Hanan Ashrawi speaking at Colorado College. |
Bin Laden and his ilk represent violence and fanaticism. The United States must learn from its tragedy to avoid this course. Instead, it should follow the dictates of the United Nations, including, of course, those many that apply to Israel. QED.
This, by the way, is the standard leftist agenda for a world order (which I plan to devote a column to shortly) as applied to the Arab-Israeli conflict.
The audience divided, as best I could tell, about half-half, with some clapping madly and others sitting firmly on their hands. The only protests were the waving of small "I disagree" signs and the very occasional boo (usually, when Ashrawi made a gratuitous swipe at Israel). For some reason, the college president, Richard Celeste, tolerated the applause that interrupted Ashrawi's talk but remonstrated against the booing - though they were parallel responses. I am still puzzling over that one.

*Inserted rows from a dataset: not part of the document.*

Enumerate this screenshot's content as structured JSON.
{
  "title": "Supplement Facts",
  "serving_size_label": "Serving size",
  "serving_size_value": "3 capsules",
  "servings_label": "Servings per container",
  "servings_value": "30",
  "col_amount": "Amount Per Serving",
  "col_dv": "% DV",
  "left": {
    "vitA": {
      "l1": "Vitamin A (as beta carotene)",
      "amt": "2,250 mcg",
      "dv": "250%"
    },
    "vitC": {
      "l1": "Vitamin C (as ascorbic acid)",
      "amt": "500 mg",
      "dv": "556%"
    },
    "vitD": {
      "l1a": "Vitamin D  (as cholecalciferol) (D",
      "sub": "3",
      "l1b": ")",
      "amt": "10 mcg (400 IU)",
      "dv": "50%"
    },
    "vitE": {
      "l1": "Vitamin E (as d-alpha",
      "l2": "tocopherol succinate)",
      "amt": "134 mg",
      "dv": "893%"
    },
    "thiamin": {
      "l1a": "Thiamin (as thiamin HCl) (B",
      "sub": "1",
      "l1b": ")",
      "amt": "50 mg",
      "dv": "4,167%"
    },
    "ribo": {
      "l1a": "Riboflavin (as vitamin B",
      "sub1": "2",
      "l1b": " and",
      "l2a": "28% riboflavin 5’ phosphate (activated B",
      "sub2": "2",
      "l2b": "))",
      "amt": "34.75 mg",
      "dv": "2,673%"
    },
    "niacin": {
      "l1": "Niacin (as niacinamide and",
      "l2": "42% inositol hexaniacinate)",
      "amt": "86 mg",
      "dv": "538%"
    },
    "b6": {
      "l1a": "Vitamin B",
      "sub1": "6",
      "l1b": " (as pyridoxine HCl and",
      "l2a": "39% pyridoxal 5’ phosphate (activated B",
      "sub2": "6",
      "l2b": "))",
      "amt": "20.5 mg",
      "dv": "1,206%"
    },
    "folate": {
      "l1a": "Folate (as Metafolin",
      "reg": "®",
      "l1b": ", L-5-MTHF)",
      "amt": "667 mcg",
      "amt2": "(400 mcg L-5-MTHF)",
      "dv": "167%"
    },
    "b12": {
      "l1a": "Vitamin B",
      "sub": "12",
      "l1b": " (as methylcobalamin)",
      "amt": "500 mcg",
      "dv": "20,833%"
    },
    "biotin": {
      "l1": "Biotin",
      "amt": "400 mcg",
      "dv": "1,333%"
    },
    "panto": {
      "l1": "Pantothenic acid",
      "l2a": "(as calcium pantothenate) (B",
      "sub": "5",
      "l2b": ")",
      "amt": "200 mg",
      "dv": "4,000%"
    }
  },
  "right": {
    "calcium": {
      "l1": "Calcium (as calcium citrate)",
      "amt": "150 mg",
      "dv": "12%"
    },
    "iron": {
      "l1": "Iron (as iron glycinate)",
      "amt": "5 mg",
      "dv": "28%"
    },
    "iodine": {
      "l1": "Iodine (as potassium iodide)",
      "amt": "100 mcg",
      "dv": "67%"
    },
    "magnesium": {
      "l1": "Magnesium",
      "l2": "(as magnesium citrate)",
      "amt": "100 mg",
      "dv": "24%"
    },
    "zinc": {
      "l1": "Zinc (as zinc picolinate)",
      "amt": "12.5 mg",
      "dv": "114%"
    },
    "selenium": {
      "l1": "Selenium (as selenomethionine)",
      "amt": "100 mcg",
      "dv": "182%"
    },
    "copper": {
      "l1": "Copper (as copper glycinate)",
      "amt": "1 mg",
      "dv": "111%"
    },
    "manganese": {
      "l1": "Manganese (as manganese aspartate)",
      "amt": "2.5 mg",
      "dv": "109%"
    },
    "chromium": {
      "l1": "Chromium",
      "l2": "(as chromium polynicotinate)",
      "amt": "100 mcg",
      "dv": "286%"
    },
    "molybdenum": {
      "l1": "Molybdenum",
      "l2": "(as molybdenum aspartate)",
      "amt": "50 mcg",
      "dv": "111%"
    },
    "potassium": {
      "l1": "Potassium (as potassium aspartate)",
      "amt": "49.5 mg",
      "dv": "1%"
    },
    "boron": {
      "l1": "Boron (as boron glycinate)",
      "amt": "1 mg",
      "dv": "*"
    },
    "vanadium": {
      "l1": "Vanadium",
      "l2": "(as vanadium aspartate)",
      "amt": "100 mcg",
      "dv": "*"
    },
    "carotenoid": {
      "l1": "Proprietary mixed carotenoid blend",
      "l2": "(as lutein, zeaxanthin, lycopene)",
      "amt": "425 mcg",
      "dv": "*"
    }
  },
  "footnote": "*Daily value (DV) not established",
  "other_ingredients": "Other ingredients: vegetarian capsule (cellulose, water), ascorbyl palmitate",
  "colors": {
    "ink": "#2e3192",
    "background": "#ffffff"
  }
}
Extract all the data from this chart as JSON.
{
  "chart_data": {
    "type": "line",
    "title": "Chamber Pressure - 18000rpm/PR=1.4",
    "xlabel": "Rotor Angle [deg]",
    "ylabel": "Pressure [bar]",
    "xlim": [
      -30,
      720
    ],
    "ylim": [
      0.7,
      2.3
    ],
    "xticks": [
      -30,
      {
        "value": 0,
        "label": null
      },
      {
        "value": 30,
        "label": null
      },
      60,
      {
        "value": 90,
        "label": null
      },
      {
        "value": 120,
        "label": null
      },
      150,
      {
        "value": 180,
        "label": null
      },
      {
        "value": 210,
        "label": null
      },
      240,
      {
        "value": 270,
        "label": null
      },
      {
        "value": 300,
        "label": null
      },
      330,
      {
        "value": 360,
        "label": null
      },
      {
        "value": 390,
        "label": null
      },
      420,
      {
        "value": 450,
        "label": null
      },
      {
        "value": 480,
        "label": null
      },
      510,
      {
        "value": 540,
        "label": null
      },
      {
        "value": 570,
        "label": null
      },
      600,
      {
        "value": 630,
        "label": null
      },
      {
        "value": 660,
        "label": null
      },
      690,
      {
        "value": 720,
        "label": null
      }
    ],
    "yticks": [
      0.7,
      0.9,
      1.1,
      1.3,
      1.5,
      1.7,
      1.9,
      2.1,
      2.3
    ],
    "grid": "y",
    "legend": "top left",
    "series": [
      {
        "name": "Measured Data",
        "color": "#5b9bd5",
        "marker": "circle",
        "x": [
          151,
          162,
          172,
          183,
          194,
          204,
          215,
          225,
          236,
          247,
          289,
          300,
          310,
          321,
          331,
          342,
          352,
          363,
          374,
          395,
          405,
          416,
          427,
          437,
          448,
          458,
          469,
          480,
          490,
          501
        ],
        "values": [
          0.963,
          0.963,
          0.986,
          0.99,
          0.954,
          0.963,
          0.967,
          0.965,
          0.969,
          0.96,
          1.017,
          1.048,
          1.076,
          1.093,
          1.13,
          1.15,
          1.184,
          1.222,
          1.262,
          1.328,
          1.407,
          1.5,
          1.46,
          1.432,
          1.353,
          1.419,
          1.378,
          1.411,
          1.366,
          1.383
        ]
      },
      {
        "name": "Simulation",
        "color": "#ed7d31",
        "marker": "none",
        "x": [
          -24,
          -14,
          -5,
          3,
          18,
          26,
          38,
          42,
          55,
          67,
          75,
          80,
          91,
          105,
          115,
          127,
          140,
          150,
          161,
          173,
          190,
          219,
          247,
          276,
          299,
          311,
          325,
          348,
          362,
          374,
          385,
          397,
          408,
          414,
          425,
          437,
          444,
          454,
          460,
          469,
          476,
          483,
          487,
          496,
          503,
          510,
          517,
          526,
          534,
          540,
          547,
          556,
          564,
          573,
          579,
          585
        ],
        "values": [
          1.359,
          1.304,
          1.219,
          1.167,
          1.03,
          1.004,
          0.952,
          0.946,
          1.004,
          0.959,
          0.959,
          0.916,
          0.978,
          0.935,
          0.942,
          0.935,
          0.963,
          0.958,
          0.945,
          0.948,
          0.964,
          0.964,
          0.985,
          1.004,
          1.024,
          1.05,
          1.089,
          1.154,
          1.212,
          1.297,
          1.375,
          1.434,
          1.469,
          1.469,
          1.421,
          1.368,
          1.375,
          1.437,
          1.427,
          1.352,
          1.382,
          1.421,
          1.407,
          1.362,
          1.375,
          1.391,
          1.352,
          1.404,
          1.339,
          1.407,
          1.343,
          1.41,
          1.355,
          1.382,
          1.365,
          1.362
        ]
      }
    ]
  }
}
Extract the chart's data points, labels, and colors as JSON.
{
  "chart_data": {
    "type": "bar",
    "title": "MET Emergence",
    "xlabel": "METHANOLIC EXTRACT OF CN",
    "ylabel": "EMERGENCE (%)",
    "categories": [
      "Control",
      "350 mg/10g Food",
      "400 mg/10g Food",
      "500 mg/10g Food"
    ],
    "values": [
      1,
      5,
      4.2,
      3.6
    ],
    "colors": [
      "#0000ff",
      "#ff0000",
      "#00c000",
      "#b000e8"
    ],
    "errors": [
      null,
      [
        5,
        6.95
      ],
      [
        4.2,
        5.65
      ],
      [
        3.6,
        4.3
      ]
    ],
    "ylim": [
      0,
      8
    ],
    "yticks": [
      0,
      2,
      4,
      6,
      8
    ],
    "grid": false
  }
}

After Ashrawi finished, Celeste announced the other events of the multi-day symposium and, in an almost slurred way, also announced my talk, to follow Ashrawi's. (He thus kept his part of the bargain, but just barely; my talk was an official college function but not part of the symposium.)
Those who fought for my giving a response to Ashrawi did a magnificent job, mobilizing and pressuring the college to include an alternative point of view; but they made a tactical mistake in placing me in a venue separate from Ashrawi's. I spoke in front of a large tent on the lawn just by the auditorium where Ashrawi had been. I had about half her audience and half her media coverage. Fortunately, though warm, there was no rain and the event went off well.
I had the privilege of being introduced by Ken Salazar, the attorney general of Colorado, a graduate of Colorado College, and a member of its board of trustees. I did three things in a few minutes (many fewer minutes than one hundred): review the Ashrawi controversy, rebut her talk (pointing out her biases, conceptual errors, factual mistakes, etc.), then outline "what she should have said" - namely my own views on the topic of the symposium. (A succinct version of these can be found at "Aim the War on Terror at Militant Islam," Los Angeles Times, January 6, 2002.)
I congratulated my enthusiastic crowd on their energy and resolve concerning Ashrawi at Colorado College, but I also emphasized that protesting her a single time would not amount to much. Systematic and organized efforts must be made to delegitimize voices such as hers, those that are on the enemy's side in our current war. They have a perfect right to speak but they should not be awarded prestigious and highly-paid fora in which to promote those views.
Sep. 18, 2002 addenda: (1) For reporting on the event, see the "Palestinian speaker roils Colorado college" in The Washington Times, a much superior account than that of Associated Press or the local newspapers..
(2) I placed the Colorado College episode in context (along with the Binyamin Netanyahu talk in Montreal) in my column yesterday, "The War on Campus."
(3) For a fine piece on my talk at another CC - in this case Connecticut College - see "At Conn, fear muffles the debate" in Connecticut's Day newspaper, September 15, 2002.
Apr. 2, 2017 update: Fifteen years later and Ashrawi still resents my raining on her parade. From a (slightly incoherent) talk she gave on Mar. 24 in Washington, discussing "Israeli apologists and spin doctors":
you have academic and cultural individuals and spin doctors who have been a primary force in shaping public perceptions including Krauthammer, Dershowitz, I'm sure you're hearing him now, Daniel Pipes.